Aerospace Engineering – (M.Sc.)

Contents

Core modules
Aeroelasticity

This module introduces students to the dynamic structural analysis of aerospace vehicles, together with static and dynamic aeroelastic phenomena such as divergence, control reversal and flutter. Some typical aerospace vehicle structural dynamic problems are considered, while aeroelastic analysis is introduced through the consideration of the behaviour of a typical aerofoil and a high aspect ratio wing in bending and torsion. Student learning will be supported by assignments making use of simulation packages and aeroelastic analysis software and a finite element analysis package.

CFD Analysis for Aerospace Applications

This module develops the student's knowledge of aerospace applications of CFD. It comprehensively reviews the governing flow equations and their area of application. Students will also develop their knowledge of the use of potential flow theory in aerodynamics prediction and use of panel method in aerospace will be investigated. Students will make extensive use of commercial codes to simulate airflows. Methods for multiphase flows and flows flow with conjugate heat transfer will be reviewed. There is also an introduction to subroutines and user functions in commercial codes.

CFD Techniques

This module develops the student's knowledge of aerodynamic applications of CFD. It comprehensively reviews the governing equations of fluid flow and their area of application. The major numerical methods of solution are introduced, together with turbulence modelling. Meshing procedures are introduced, including physical measures of adequate meshing, solution adaptive meshing, multi-block and multi-grid methods.

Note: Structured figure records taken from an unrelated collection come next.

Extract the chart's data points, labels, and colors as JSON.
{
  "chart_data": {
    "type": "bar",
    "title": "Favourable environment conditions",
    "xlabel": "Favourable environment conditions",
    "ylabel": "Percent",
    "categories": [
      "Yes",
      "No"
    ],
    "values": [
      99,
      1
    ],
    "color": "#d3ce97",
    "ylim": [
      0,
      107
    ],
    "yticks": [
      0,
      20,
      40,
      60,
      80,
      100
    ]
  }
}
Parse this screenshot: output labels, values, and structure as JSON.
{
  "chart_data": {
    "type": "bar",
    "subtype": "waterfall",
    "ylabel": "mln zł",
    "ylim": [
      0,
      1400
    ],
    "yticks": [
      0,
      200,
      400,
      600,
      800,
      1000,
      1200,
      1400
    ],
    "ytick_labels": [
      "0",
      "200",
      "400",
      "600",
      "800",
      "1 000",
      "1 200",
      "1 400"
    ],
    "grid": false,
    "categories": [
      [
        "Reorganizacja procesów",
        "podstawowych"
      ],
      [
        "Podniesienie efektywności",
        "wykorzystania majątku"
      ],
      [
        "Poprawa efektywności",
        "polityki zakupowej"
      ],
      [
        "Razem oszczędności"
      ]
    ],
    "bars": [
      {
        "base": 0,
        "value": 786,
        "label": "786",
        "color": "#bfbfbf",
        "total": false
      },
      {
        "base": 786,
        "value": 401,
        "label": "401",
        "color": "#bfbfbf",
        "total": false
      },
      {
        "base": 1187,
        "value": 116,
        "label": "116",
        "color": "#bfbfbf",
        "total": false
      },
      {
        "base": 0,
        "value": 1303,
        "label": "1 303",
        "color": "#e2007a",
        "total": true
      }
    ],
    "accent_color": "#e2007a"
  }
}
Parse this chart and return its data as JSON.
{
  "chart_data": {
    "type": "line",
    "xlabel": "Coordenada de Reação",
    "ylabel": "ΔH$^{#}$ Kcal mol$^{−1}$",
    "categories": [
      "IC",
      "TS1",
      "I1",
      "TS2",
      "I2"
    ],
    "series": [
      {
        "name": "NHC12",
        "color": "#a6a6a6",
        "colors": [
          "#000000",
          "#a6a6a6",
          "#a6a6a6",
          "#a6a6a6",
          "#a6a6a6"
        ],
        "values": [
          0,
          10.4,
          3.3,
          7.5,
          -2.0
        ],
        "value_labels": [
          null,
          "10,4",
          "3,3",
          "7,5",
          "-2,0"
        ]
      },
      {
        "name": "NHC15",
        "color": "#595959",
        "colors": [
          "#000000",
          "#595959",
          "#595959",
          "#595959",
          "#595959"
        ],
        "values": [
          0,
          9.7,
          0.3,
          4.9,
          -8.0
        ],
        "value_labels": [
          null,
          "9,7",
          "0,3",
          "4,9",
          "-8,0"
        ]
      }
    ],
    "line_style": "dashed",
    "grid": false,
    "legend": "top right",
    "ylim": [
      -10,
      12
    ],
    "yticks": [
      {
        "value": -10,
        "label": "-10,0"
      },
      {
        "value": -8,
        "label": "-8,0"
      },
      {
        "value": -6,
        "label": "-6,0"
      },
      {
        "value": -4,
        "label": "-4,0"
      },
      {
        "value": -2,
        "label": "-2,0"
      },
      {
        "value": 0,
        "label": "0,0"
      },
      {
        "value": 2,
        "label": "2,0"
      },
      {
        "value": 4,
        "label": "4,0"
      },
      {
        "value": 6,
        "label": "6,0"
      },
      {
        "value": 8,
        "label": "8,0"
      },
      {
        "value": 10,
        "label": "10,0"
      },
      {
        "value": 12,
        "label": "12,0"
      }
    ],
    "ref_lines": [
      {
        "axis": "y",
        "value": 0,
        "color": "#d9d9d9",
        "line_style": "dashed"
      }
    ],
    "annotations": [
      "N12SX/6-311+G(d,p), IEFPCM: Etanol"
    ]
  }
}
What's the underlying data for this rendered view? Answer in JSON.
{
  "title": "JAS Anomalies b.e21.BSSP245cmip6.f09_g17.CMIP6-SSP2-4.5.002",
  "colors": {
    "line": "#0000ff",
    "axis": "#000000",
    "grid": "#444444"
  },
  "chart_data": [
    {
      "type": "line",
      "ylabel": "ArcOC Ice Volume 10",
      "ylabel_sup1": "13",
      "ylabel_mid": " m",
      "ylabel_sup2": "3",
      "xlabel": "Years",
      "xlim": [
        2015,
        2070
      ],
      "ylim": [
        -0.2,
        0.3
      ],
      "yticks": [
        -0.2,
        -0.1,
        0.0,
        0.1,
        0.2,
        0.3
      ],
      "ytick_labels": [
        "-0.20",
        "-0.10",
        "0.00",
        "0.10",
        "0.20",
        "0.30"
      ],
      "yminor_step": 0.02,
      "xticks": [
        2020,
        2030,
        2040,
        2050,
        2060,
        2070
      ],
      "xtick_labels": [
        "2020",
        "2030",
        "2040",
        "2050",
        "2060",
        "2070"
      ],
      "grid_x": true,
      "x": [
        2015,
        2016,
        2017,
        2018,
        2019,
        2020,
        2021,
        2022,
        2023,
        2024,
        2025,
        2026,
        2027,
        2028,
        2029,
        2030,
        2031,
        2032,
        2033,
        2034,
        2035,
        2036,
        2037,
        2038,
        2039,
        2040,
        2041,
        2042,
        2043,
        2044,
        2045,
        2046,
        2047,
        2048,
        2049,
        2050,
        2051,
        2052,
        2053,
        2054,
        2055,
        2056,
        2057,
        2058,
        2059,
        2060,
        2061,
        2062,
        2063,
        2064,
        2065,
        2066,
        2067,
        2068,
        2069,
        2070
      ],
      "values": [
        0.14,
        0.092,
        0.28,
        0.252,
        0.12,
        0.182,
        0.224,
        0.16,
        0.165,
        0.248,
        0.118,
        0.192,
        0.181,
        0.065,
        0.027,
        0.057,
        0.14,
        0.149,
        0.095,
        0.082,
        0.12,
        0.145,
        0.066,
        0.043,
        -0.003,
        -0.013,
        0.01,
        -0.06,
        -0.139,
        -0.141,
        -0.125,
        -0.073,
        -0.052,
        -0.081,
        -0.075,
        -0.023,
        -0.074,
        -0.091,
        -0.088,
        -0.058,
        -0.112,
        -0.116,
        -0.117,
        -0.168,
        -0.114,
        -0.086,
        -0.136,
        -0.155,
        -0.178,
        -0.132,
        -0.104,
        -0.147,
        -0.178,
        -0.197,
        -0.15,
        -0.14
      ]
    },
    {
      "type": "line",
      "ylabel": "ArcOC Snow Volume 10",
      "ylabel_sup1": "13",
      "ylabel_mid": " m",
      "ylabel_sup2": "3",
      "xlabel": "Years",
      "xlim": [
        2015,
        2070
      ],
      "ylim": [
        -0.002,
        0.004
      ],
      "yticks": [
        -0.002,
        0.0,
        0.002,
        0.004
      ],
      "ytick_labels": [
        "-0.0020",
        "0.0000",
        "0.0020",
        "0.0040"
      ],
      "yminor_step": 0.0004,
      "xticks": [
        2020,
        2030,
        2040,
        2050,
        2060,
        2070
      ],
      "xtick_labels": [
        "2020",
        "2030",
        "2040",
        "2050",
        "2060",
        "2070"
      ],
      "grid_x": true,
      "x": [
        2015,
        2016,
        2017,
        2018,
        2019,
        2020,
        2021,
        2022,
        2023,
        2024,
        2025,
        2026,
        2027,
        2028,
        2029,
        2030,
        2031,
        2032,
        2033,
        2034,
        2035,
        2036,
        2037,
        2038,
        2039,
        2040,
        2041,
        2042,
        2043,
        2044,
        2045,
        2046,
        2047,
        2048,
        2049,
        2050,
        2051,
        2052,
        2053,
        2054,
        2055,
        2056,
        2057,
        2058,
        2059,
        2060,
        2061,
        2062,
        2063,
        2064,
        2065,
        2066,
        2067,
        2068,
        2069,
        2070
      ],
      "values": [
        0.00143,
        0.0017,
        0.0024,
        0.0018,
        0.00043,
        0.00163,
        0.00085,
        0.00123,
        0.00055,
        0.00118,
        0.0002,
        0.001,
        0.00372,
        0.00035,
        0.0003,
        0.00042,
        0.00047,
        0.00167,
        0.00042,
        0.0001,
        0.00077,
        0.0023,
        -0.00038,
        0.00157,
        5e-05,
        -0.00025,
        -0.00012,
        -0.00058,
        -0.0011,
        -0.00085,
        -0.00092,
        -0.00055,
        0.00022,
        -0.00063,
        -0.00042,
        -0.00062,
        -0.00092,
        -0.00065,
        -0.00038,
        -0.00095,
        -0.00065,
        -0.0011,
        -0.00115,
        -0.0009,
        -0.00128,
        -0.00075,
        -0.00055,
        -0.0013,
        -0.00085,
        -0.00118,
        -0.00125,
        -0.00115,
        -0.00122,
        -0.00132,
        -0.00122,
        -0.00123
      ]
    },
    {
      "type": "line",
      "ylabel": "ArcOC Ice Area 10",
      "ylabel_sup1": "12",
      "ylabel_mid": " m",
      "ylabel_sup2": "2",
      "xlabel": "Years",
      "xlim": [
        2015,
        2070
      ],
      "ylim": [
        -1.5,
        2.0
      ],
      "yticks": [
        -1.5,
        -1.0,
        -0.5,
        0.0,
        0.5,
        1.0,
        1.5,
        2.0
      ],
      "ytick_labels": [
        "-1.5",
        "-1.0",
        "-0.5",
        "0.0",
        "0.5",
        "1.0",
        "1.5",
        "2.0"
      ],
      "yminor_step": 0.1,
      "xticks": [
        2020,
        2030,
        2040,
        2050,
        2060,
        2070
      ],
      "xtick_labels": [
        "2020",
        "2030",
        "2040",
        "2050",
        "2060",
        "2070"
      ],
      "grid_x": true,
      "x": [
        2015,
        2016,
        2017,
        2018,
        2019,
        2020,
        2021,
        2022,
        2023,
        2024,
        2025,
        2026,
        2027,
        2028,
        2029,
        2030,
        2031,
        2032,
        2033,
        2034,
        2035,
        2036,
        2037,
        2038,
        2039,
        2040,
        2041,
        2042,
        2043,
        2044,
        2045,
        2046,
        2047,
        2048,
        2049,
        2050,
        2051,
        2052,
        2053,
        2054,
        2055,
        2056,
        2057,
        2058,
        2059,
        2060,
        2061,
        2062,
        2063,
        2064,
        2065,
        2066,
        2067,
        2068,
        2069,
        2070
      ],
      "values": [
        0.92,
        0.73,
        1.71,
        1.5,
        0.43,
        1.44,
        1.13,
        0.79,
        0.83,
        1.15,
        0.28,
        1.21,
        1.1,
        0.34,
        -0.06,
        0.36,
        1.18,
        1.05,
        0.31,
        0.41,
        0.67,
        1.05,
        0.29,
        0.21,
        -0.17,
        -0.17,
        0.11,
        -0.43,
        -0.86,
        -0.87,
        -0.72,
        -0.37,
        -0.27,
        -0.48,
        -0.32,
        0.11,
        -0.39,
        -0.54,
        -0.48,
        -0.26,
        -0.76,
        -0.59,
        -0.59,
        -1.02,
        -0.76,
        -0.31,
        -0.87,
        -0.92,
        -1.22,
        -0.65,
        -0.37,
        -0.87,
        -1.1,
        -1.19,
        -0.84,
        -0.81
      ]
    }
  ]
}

Control of Mechanical Systems

This module will extend the students understanding of how to model the dynamic behaviour of mechanical systems using advanced mathematical modelling techniques and appropriate simulation software commonly used in industry. Conventional and modern methods of controller design will be used in order to modify the dynamic performance of electro-mechanical systems. Students will implement their controller designs using laboratory facilities. A particular emphasis will be placed on digital implementation of controllers using microcontrollers.

Flight Mechanics

This module develops student knowledge and understanding of aircraft dynamics, stability and control beyond BEng Honours level. Topics covered include compressibility, thrustoffset, and static aeroelastic effects on aircraft static stability and control; quasi-steady asymmetric flight; sideslipping and turning, aircraft dynamics at high incidence; methods for estimating aerodynamic derivatives and an introduction to parameter identification methods. Student learning will be supported by assignments making use of simulation packages and a flight simulator.

MSc Projects

The Masters Project is a key integrating feature of the programme. It is designed to challenge and develop critical thinking skills at a post-graduate level. It provides the student with the opportunity to bring together and apply much of what they have learnt both in their undergraduate and postgraduate studies. Potential projects are identified with the support of staff across the school covering a wide range of appropriate areas. Some will be based in industry, others based within our own laboratories. Students are supported through the delivery of an initial short course training programme designed to equip them with the necessary project management, research methodology, investigation tools and analysis skills necessary to undertake a Masters level project. They will also be allocated and supported by individual project supervisor. It is expected that the project will require 600 hours of student effort and will result in a worthwhile and practical contribution to the chosen subject area.

Operations Management

This module will cover the fundamentals and strategic aspects of operations management and will enable the students to develop their understanding of operational processes, techniques, planning and control systems. Students will examine case studies relating to both manufacturing and service operations to support lectures and guided learning.

Operations Research

What makes the difference between a good decision and a bad decision? A 'good' decision is one that uses analytical decision making, and is based on logic and considers all available data and possible alternatives. Engineers and managers are decision makers, thus to achieve their goals, they must understand how decisions are made and know of which decision-making tools to use. To a great extent the success or failure of human resources and management depends on the quality of their decisions. Therefore, this module determines that with the use and implementation of good operations research decision-making tools, then the process of decision making should be made easier.